Professor John J. Dittrick, Jr., Fixed Income Market Fund
Originated by the full-time MBA Class of 2010 in memory of an extraordinary professor and mentor, the Professor John J. Dittrick, Jr., Fixed Income Market Fund will be used by the Financial Markets Career Acceleration Module (CAM) as an educational tool throughout the course. The fund will be a vehicle for students to apply what they are learning to the real world of fixed income investing.
During the 2010-11 academic year, the students and professors of the Financial Markets CAM will prepare for the fund’s start by developing a formal investment policy. Future classes will make investment decisions.
Gifts made by the MBA Class of 2010 will channel into the fund over a period of three years beginning in 2011. The entire amount of $50,000 pledged by the Class of 2010, faculty, staff and friends (as of June 2010) will be available for investing by 2014 when all pledges are received. Future MBA Class of 2010 reunion gifts may also be directed to build the corpus of the fund.
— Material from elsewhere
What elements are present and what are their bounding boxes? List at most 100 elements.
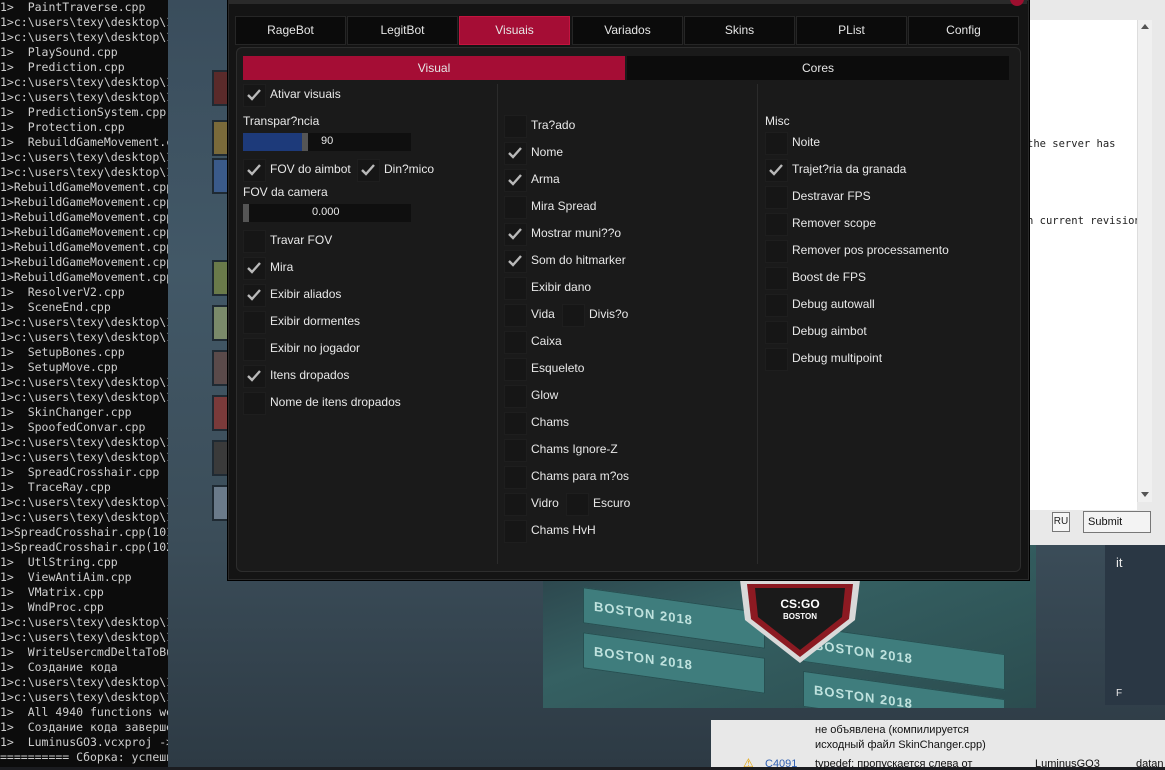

Gifts from outside the Class of 2010 are deeply appreciated.
Once the fund’s corpus reaches an amount of $50,000, 50 percent of the annual interest income will be reinvested in the fund and the remaining 50 percent will be utilized for full-time MBA scholarships. Scholarship recipients will be selected by the dean and/or administration. Should the fund’s corpus fall below $50,000 at the end of any fiscal year, scholarship distribution will cease until that amount is restored.
Operations of the Fund
- The fund’s portfolio may consist of individual corporate bonds, government bonds and/or ETFs.
- The fund will use a broker for its transactions.
- The fund’s portfolio will be set up to ensure that every year some investments mature, and the students are able to readjust positions.
- The fund will have a November fiscal year to coincide with the CAM cycle.
- A structure will be setup to ensure ongoing performance review while the CAM is not in session.
- There is no minimum amount requirement for the fund to be operational.